Load streaming data from Apache Kafka
As of today, Apache Kafka is the primary data source (and sink) for Timeplus. You can also create external streams to analyze data in Confluent/Kafka/Redpanda without moving data.
Apache Kafka Source
- From the left side navigation menu, click Data Ingestion, then click the Add Data button in the top right corner.
- In this pop-up, you’ll see the sources you can connect and other methods to add your data. Click Apache Kafka.
- Enter the broker URL. You can also enable TLS or authentication, if needed.
- Enter the name of the Kafka topic, and specify the ‘read as’ data format. We currently support JSON, AVRO and Text formats.
- If the data in the Kafka topic is in JSON format, but the schema may change over time, we recommend you choose Text. This way, the entire JSON document will be saved as a string, and you can apply JSON related functions to extract value, even if the schema changes.

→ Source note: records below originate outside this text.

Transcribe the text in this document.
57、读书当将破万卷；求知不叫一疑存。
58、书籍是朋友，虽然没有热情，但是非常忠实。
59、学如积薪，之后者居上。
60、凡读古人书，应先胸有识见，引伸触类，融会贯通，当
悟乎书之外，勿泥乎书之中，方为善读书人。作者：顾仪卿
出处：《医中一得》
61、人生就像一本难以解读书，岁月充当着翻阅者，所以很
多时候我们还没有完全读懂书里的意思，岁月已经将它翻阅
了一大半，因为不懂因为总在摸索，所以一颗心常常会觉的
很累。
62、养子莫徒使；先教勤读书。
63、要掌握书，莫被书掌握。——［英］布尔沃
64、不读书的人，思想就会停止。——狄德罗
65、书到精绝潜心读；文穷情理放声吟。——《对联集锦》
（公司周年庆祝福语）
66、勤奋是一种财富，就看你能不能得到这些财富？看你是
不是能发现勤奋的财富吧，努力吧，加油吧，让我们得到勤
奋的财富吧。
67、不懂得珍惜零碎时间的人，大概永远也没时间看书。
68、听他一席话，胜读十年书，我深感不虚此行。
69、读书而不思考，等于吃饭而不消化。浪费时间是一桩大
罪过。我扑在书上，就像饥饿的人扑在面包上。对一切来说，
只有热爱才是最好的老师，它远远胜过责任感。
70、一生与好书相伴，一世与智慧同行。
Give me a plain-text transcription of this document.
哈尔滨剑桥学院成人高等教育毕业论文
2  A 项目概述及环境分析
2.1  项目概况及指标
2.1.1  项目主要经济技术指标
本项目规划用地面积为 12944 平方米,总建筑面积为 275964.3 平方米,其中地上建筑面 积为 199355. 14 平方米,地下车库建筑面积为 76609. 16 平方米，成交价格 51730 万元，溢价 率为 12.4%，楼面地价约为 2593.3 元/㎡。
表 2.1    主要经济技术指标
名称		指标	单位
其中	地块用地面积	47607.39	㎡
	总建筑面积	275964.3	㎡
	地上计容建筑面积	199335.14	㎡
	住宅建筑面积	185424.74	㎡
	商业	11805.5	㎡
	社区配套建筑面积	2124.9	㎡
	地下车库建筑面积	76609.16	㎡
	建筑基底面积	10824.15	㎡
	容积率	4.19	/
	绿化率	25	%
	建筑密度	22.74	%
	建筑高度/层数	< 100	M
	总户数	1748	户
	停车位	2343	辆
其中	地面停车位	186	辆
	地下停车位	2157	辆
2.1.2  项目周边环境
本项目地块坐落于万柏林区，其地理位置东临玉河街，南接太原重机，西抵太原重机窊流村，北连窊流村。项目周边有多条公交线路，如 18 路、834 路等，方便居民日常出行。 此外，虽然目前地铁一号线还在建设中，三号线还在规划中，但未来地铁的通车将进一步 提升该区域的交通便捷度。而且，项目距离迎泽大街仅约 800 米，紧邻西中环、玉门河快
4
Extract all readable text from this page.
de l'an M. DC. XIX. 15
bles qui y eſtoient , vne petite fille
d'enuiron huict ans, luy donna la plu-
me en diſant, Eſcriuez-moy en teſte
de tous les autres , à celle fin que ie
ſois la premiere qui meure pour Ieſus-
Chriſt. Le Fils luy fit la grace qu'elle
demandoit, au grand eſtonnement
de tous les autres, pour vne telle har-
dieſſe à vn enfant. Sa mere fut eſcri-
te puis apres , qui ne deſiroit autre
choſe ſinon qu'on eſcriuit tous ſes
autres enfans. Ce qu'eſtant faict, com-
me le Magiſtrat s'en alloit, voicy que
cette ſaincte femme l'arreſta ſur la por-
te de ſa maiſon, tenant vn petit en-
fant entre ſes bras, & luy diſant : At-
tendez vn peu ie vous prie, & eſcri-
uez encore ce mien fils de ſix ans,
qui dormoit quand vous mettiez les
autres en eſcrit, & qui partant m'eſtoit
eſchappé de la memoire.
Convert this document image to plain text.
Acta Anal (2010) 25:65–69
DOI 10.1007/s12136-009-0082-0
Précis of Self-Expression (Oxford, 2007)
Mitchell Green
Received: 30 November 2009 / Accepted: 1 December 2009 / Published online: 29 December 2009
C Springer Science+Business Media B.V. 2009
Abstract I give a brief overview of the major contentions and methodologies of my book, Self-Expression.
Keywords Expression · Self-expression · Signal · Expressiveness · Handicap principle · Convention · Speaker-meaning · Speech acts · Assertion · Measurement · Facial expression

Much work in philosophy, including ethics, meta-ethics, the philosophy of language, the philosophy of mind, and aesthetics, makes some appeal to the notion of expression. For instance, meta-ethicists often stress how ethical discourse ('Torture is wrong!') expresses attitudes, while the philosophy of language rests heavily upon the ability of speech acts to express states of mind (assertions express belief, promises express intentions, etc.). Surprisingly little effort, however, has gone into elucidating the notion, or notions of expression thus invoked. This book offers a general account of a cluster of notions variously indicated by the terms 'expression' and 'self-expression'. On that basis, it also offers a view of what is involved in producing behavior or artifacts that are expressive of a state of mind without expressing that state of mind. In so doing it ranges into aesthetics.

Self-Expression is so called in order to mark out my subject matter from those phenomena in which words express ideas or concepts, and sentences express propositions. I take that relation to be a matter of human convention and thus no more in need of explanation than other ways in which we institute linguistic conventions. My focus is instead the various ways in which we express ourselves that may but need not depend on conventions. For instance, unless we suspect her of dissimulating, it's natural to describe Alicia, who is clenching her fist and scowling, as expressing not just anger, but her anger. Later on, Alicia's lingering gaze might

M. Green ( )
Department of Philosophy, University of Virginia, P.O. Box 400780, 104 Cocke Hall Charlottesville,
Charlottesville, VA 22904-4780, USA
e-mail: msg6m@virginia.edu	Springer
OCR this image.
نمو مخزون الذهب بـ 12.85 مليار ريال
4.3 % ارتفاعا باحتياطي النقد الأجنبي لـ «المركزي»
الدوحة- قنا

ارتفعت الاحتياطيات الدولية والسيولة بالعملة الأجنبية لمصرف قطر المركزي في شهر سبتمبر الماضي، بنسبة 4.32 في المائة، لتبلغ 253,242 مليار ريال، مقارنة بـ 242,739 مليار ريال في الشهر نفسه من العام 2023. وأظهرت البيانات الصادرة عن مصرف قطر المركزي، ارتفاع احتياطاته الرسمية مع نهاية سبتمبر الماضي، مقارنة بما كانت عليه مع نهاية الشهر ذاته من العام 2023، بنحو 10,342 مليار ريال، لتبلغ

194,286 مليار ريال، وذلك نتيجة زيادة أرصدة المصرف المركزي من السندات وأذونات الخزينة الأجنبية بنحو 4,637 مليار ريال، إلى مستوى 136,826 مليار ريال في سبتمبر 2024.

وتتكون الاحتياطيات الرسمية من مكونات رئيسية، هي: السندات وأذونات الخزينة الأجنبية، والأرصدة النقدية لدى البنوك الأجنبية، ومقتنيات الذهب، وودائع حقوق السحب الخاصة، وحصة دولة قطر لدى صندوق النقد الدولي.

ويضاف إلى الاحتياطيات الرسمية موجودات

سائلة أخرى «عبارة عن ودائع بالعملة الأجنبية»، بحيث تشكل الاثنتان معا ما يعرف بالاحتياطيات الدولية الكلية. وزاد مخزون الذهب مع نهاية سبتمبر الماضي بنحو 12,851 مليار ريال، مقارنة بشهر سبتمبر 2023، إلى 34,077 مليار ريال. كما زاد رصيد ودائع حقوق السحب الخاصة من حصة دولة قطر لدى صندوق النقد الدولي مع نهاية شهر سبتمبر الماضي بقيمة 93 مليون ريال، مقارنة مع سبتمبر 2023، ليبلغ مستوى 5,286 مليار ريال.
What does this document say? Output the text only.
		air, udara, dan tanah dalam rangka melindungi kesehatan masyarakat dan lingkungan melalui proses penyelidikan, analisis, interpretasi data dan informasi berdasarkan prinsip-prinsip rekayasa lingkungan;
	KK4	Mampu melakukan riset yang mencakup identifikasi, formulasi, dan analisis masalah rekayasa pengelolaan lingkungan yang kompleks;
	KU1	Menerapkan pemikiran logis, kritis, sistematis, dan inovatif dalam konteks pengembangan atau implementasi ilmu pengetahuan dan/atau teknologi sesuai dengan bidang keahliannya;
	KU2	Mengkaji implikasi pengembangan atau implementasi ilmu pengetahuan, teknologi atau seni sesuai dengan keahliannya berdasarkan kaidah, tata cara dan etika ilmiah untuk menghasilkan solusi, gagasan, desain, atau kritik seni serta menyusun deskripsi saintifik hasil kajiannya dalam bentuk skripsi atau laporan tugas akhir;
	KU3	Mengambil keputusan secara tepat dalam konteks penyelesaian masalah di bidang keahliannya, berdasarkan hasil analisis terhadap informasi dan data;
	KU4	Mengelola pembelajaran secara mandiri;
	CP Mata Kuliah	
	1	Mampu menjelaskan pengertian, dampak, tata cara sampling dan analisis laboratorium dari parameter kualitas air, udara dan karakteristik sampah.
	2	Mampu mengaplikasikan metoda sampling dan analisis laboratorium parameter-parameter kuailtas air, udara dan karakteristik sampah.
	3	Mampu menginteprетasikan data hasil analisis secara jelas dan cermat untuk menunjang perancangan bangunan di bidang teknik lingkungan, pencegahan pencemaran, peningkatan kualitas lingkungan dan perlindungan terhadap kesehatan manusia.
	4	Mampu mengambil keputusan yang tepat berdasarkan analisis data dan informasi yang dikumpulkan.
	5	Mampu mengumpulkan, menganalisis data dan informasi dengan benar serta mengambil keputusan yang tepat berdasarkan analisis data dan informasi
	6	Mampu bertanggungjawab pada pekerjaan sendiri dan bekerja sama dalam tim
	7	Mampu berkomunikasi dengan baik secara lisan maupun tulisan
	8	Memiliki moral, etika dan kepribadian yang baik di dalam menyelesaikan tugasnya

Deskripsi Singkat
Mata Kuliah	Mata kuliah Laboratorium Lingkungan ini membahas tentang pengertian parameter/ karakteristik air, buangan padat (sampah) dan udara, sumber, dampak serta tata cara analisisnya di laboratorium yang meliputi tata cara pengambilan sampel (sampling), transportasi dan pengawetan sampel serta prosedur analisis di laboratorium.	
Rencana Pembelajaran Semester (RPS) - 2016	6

- If you choose AVRO, there is an option for 'Auto Extraction'. By default, this is toggled off, meaning the entire message will be saved as a string. If you toggle it on, then the top level attribute in the AVRO message will be put into different columns. This would be more convenient for you to query, but won't support schema evolution. When AVRO is selected, you also need to specify the address, API key, and secret key for the schema registry.
- In the next “Preview” step, we will show you at least one event from your specified Apache Kafka source.
- By default, your new source will create a new stream in Timeplus. Give this new stream a name and verify the columns information (column name and data type). You can also set a column as the event time column. If you don’t, we will use the ingestion time as the event time. Alternatively, you can select an existing stream from the dropdown.
- After previewing your data, you can give the source a name and an optional description, and review the configuration. Once you click Finish, your streaming data will be available in the specified stream immediately.
Custom Kafka Deployment
Similar steps as above. Please make sure Timeplus can reach out to your Kafka broker(s). You can use tools like ngrok to securely expose your local Kafka broker(s) to the internet, so that Timeplus Cloud can connect to it. Check out this blog for more details.
If you maintain an IP whitelist, you'll need to whitelist our static IP:
22.214.171.124 for us.timeplus.cloud
Notes for Kafka source
- Currently we support JSON and AVRO formats for the messages in Kafka topics
- The topic level JSON attributes will be converted to stream columns. For nested attributes, the element will be saved as a
Stringcolumn and later you can query them with one of the JSON functions.
- Values in number or boolean types in the JSON message will be converted to corresponding types in the stream.
- Datetime or timestamp will be saved as a String column. You can convert them back to DateTime via to_time function.